For those of us living in Southern California, the week brought forth several alarming headlines. For one thing, there was a tragic shooting at a synagogue near San Diego. And even more recently, a suspect was arrested who had been plotting to bomb the Santa Monica pier and several Los Angeles freeways. For those living with anxiety, stories like this can ignite deep rooted feelings of fear and paralysis. Even the idea of leaving your home can feel terrifying. But it is important to not let negativity overpower you and lead you down a dark path of phobias and addiction.


Therapist Jennifer Shannon recently authored an article titled Don’t Let Terrorism Hijack Your Brain. Unfortunately this subject matter is now timelier than ever and something that deserves to be addressed. Her piece referenced several other high profile incidents, such as the Orlando shootings and the massacre in San Bernardino. It is truly heartbreaking to know that these occurrences happen so frequently, but (as Shannon explains) there are ways to cope.


“When we become afraid—really afraid—our first instinct is to neutralize the threat,” Shannon explains in the article. “The primitive, survival-oriented part of our brain (the amygdala) sends chemicals and neural messages throughout our bodies prompting us to do something. We are not thinking with our more rational evolved minds. We get hijacked by negative emotion. When we let this primitive part of our brain do our thinking, we cannot calculate the likelihood of an event occurring. We can only imagine how bad it might be. When we act while in a state of fear, our attempts to stay safe actually make the problem worse.”


Those who become truly terrified tend to avoid public places altogether. Fears can include everything from the local shopping mall, to movie theaters to airplane flights. And sadly, those are all U.S. locales that have been affected by terrorism.

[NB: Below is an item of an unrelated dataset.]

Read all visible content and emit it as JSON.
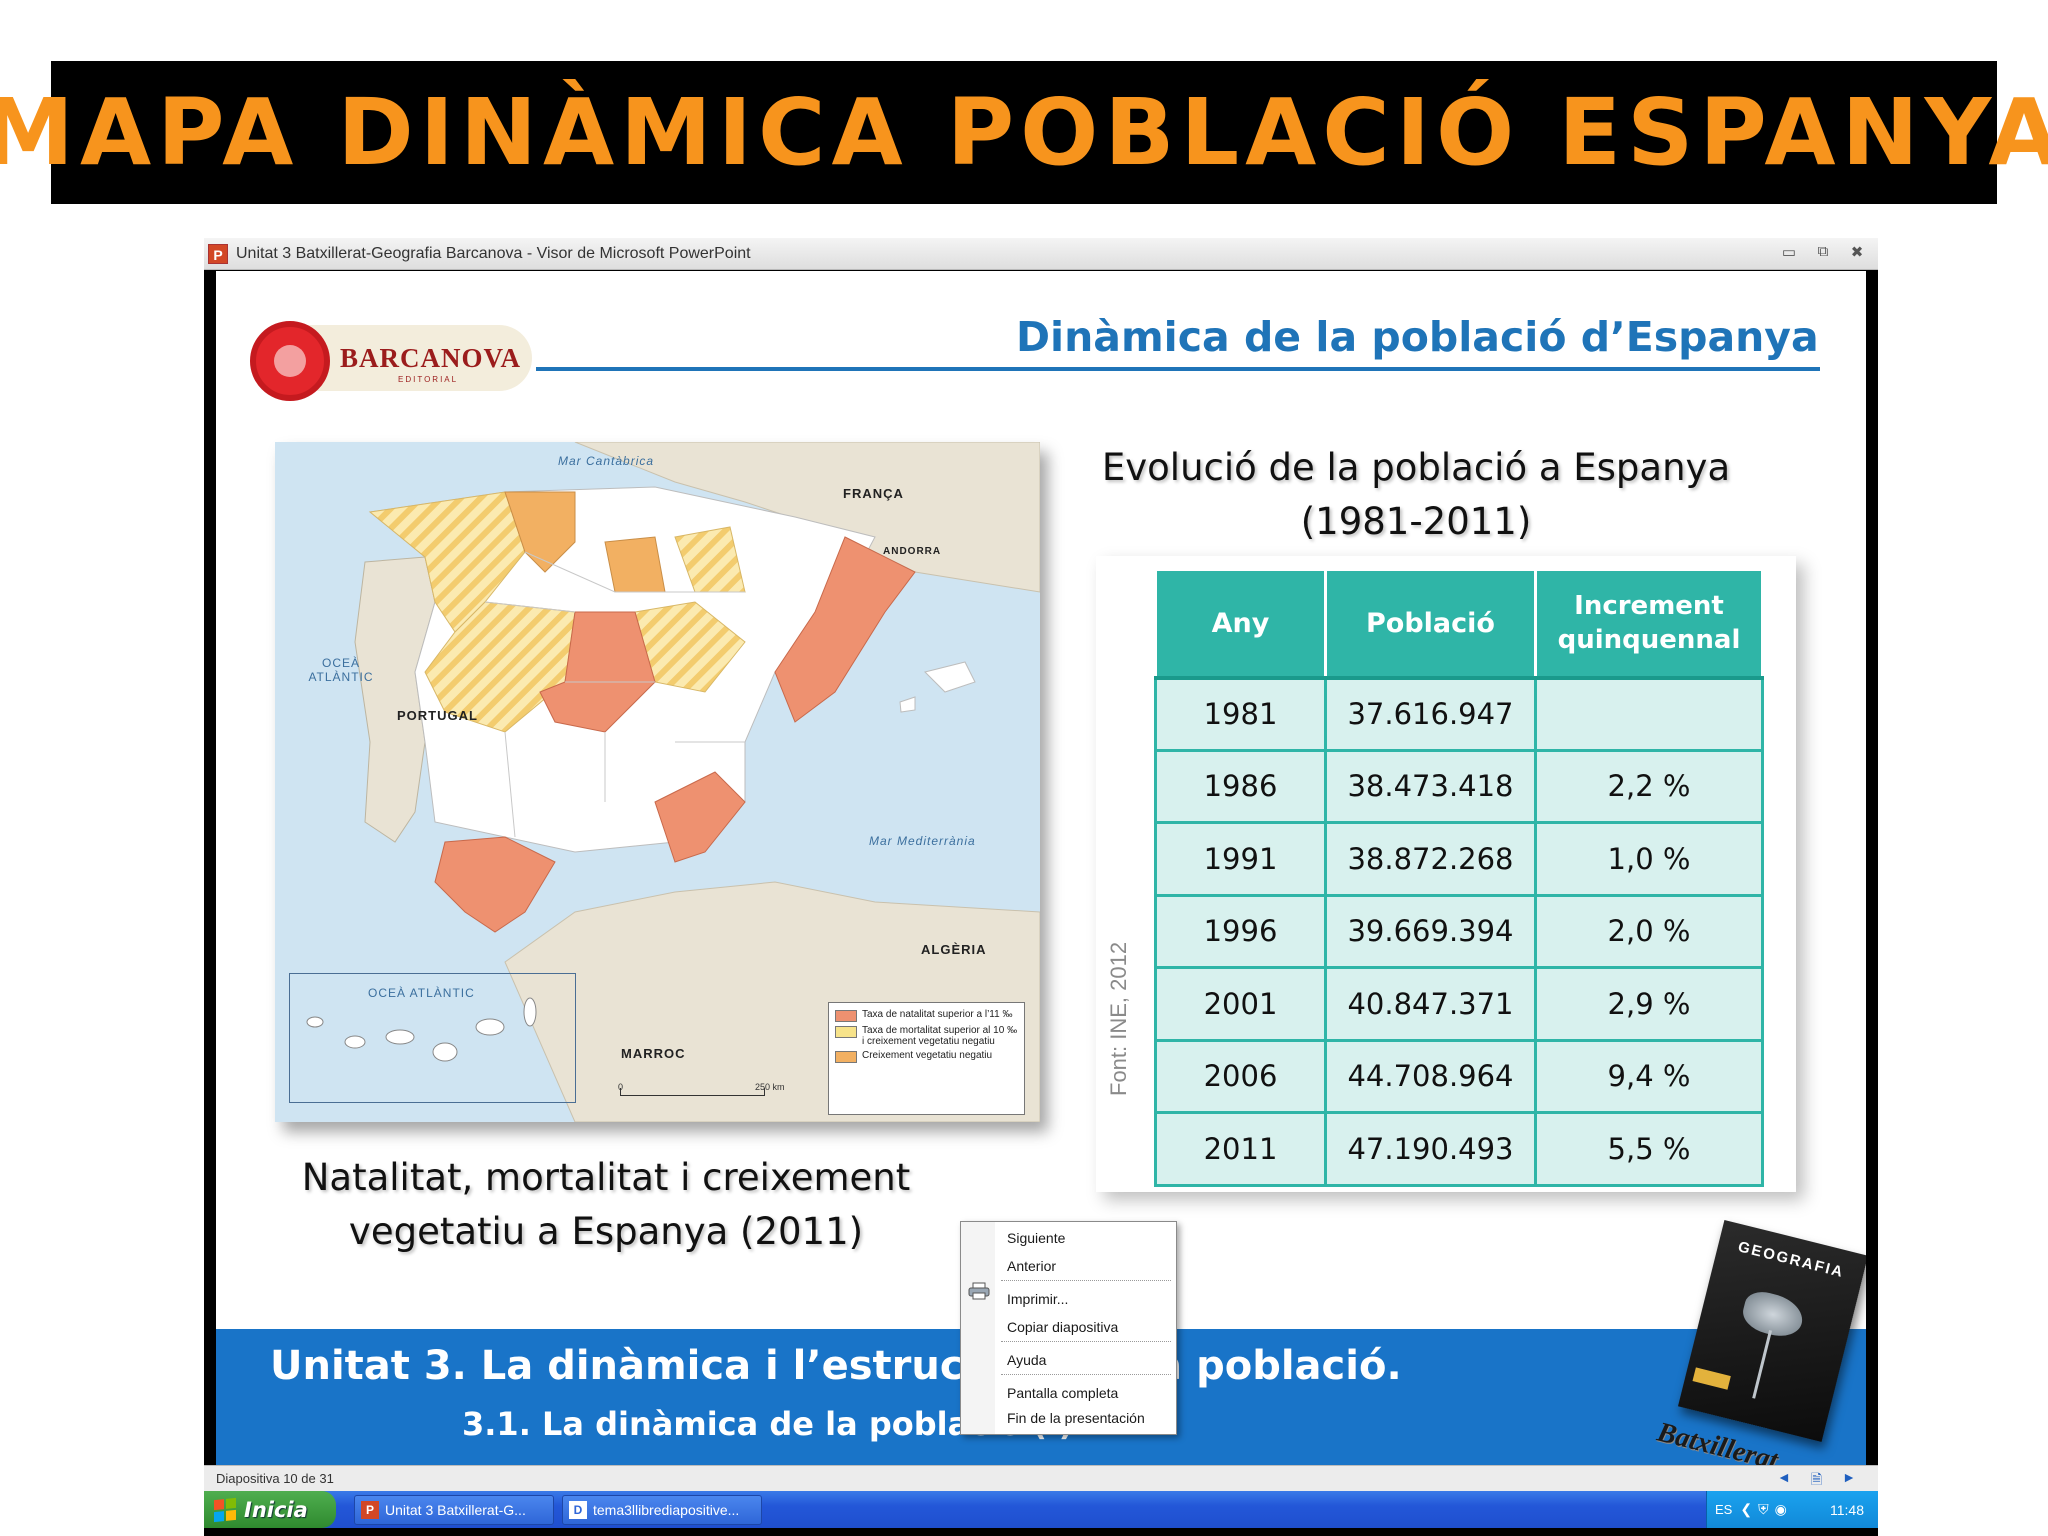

Shannon instructs her readers to recognize the fear instead of reacting to it. Don’t try to bury your anxieties. Rather, practice calming techniques and seek out professional resources to help you talk through your emotions.


The other major point is the toleration of uncertainty. Terrorism or not, we never know if some unplanned event may change our lives forever. Living in fear and worry will often make you feel less in control of your life and lead to even more mental struggles down the road.